The silence and the measuring of time was uncomfortable.
“You’re taking this much better than I imagined,” he said.
“I don’t want to take this at all,” I countered, aware that I was crying.
“Look out the window,” he directed.
I did.
“What do you see?” he asked.
“Nothing.” I said, defiantly.
“What do you see?” he asked again, more firmly.
I described the broken terrain of farmland and cars and things you would naturally see from thirty thousand feet.
“That’s where I am buried. That’s not where I am,” he said.
I
woke up, my pillow wet with tears. Everything began to connect, in
metaphoric context.

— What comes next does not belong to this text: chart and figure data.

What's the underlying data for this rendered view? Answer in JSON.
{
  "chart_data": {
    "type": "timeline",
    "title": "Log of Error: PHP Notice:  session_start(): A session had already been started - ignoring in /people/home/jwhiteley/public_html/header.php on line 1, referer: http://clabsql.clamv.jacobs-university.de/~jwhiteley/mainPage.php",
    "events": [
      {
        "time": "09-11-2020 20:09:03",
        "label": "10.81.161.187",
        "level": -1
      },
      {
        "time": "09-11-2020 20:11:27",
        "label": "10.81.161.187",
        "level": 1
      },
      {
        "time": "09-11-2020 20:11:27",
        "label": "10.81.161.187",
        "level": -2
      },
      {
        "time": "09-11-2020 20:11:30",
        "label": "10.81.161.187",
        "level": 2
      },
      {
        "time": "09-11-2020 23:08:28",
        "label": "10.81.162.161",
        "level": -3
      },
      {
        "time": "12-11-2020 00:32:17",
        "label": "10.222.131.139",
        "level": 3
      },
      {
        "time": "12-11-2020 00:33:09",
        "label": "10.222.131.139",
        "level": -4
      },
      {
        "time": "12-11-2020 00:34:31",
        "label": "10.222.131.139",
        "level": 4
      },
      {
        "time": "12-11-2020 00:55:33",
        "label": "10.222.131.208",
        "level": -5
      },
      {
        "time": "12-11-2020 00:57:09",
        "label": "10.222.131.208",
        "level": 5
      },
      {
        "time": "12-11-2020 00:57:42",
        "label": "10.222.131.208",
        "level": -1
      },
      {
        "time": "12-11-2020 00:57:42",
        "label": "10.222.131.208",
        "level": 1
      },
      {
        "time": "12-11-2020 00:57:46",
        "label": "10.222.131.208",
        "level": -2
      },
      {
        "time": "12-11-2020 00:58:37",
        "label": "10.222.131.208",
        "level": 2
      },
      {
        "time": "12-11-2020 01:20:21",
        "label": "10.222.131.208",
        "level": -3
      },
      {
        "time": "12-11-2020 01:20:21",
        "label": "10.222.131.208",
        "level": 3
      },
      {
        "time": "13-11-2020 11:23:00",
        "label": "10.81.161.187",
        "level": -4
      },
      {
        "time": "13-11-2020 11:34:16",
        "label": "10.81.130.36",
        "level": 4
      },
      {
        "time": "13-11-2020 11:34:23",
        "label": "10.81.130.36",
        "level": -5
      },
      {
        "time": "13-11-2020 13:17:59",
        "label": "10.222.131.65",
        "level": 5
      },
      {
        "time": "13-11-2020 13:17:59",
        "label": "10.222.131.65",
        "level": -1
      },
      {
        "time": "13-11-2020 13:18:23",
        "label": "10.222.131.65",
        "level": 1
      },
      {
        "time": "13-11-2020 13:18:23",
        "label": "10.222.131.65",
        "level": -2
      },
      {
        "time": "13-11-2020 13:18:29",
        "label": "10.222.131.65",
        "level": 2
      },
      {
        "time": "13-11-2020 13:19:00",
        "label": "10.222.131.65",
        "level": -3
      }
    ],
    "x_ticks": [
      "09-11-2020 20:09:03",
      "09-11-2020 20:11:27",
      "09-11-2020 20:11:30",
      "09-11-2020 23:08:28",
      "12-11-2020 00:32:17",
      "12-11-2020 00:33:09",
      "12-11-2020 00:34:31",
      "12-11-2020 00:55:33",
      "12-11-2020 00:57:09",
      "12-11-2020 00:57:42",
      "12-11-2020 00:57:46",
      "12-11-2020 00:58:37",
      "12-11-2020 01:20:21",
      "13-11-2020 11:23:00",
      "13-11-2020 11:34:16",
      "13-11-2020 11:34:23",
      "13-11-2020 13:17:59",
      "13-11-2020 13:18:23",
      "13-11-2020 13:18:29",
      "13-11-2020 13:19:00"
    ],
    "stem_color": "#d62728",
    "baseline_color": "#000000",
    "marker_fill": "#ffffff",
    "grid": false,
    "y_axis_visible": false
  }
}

The dove, the black kid who got elevated to angel,
(Daemon?) the barbeque, the mirror in mom’s dream, the keys, the
feathers in the book, 3 feathers specifically, holding onto and finally
the release of both intention and physical objects… This was a spiritual
experience unlike anything I had had prior. Naturally, I could simply
rationalize the event that my brain built constructs to cope with the
grief. That is a possibility.
I prefer what seems obvious to me: I had another intervention. I am not alone.